Total construction spending climbed 0.7 percent from the prior month to a seasonally adjusted annual rate of $1.083 trillion and was the highest level since May 2008.

Private building led the way, with both residential and nonresidential construction hitting new post-recession highs. State and local government spending dropped in July, but only after posting solid gains during the previous four months.

The overall impression from the past few months is that the construction sector overall is the strongest part of the economy, with spending up at a remarkable 26 percent annualized rate in the three months to July.

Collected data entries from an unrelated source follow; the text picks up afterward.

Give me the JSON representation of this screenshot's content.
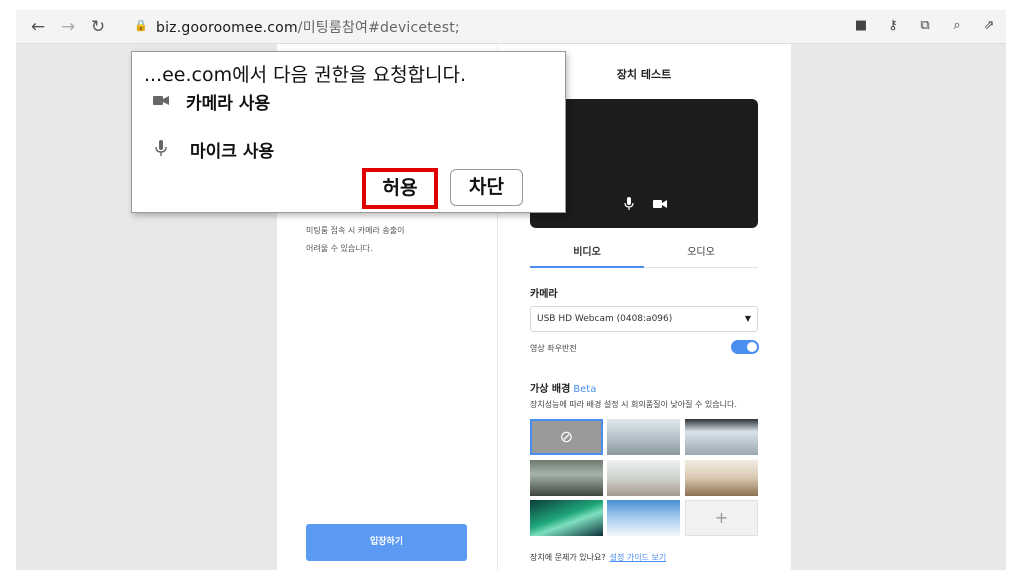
{
  "browser": {
    "url_host": "biz.gooroomee.com",
    "url_path": "/미팅룸참여#devicetest;",
    "icons": [
      "back-icon",
      "forward-icon",
      "reload-icon",
      "lock-icon",
      "camera-icon",
      "key-icon",
      "open-external-icon",
      "zoom-icon",
      "share-icon"
    ],
    "glyphs": {
      "back": "←",
      "forward": "→",
      "reload": "↻",
      "lock": "🔒",
      "camera": "■",
      "key": "⚷",
      "external": "⧉",
      "zoom": "⌕",
      "share": "⇗"
    }
  },
  "popup": {
    "title": "...ee.com에서 다음 권한을 요청합니다.",
    "permissions": [
      {
        "icon": "camera-icon",
        "label": "카메라 사용"
      },
      {
        "icon": "microphone-icon",
        "label": "마이크 사용"
      }
    ],
    "allow_label": "허용",
    "block_label": "차단",
    "highlight_color": "#e00000"
  },
  "left_panel": {
    "lines": [
      "미팅룸 접속 시 카메라 송출이",
      "어려울 수 있습니다."
    ],
    "enter_button": "입장하기"
  },
  "device_test": {
    "title": "장치 테스트",
    "tabs": [
      "비디오",
      "오디오"
    ],
    "active_tab": "비디오",
    "camera_label": "카메라",
    "camera_value": "USB HD Webcam (0408:a096)",
    "mirror_label": "영상 좌우반전",
    "mirror_enabled": true,
    "virtual_bg_title": "가상 배경",
    "virtual_bg_beta": "Beta",
    "virtual_bg_desc": "장치성능에 따라 배경 설정 시 회의품질이 낮아질 수 있습니다.",
    "help_text": "장치에 문제가 있나요?",
    "help_link": "설정 가이드 보기",
    "accent_color": "#4a8ef0"
  }
}
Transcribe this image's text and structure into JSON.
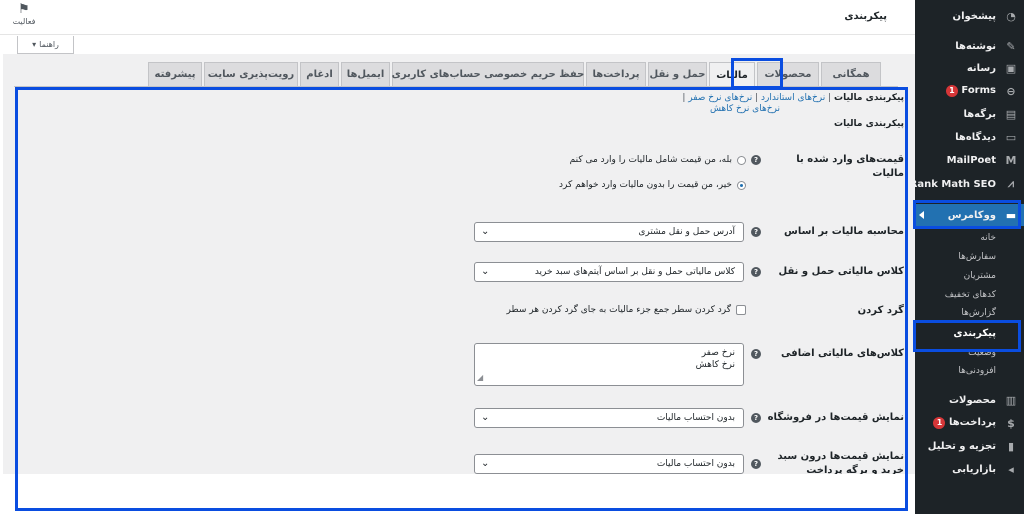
{
  "topbar": {
    "page_title": "پیکربندی",
    "activity_label": "فعالیت",
    "help_label": "راهنما"
  },
  "sidebar": {
    "items": [
      {
        "label": "پیشخوان",
        "icon": "dashboard-icon"
      },
      {
        "label": "نوشته‌ها",
        "icon": "pin-icon"
      },
      {
        "label": "رسانه",
        "icon": "media-icon"
      },
      {
        "label": "Forms",
        "icon": "forms-icon",
        "badge": "1"
      },
      {
        "label": "برگه‌ها",
        "icon": "pages-icon"
      },
      {
        "label": "دیدگاه‌ها",
        "icon": "comments-icon"
      },
      {
        "label": "MailPoet",
        "icon": "mailpoet-icon"
      },
      {
        "label": "Rank Math SEO",
        "icon": "rankmath-icon"
      },
      {
        "label": "ووکامرس",
        "icon": "woo-icon"
      },
      {
        "label": "محصولات",
        "icon": "products-icon"
      },
      {
        "label": "پرداخت‌ها",
        "icon": "payments-icon",
        "badge": "1"
      },
      {
        "label": "تجزیه و تحلیل",
        "icon": "analytics-icon"
      },
      {
        "label": "بازاریابی",
        "icon": "marketing-icon"
      }
    ],
    "submenu": [
      "خانه",
      "سفارش‌ها",
      "مشتریان",
      "کدهای تخفیف",
      "گزارش‌ها",
      "پیکربندی",
      "وضعیت",
      "افزودنی‌ها"
    ]
  },
  "tabs": [
    "همگانی",
    "محصولات",
    "مالیات",
    "حمل و نقل",
    "پرداخت‌ها",
    "حفظ حریم خصوصی حساب‌های کاربری",
    "ایمیل‌ها",
    "ادغام",
    "رویت‌پذیری سایت",
    "پیشرفته"
  ],
  "subsub": {
    "current": "پیکربندی مالیات",
    "links": [
      "نرخ‌های استاندارد",
      "نرخ‌های نرخ صفر",
      "نرخ‌های نرخ کاهش"
    ]
  },
  "section_title": "پیکربندی مالیات",
  "settings": {
    "prices_entered_label": "قیمت‌های وارد شده با مالیات",
    "radio_yes": "بله، من قیمت شامل مالیات را وارد می کنم",
    "radio_no": "خیر، من قیمت را بدون مالیات وارد خواهم کرد",
    "calc_based_label": "محاسبه مالیات بر اساس",
    "calc_based_value": "آدرس حمل و نقل مشتری",
    "shipping_class_label": "کلاس مالیاتی حمل و نقل",
    "shipping_class_value": "کلاس مالیاتی حمل و نقل بر اساس آیتم‌های سبد خرید",
    "rounding_label": "گرد کردن",
    "rounding_checkbox": "گرد کردن سطر جمع جزء مالیات به جای گرد کردن هر سطر",
    "additional_classes_label": "کلاس‌های مالیاتی اضافی",
    "additional_classes_value": [
      "نرخ صفر",
      "نرخ کاهش"
    ],
    "display_shop_label": "نمایش قیمت‌ها در فروشگاه",
    "display_shop_value": "بدون احتساب مالیات",
    "display_cart_label": "نمایش قیمت‌ها درون سبد خرید و برگه پرداخت",
    "display_cart_value": "بدون احتساب مالیات"
  },
  "colors": {
    "sidebar_bg": "#1d2327",
    "accent": "#2271b1",
    "highlight_box": "#0a4de0",
    "badge": "#d63638"
  }
}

Construction spending data is, however volatile and often heavily revised. Low oil prices, meanwhile, may hinder investment in structures used to extract natural resources from the ground. But the overall construction trend has been building through the course of the year and the most recent updates were broadly positive for second-quarter growth. Actual spending during the first seven months of the year was up 9.3 percent from the same period in 2014.

The latest construction data stand in contrast to August’s manufacturing figures, which showed that sector expanding, but at a slower pace. Other components of the economy have been broadly positive, with second-quarter growth revised to show a healthy rebound and early readings for the third quarter, suggesting a degree of momentum.

Some analysts have revised their second-quarter gross domestic product growth estimate to a seasonally adjusted annual rate of 3.8 percent from 3.7 percent after Tuesday’s construction data, while most are forecasting growth at a 2.2 percent pace in the third quarter.

While the U.S. economy appears to be holding its own, growth in China and elsewhere appears to be on shakier ground.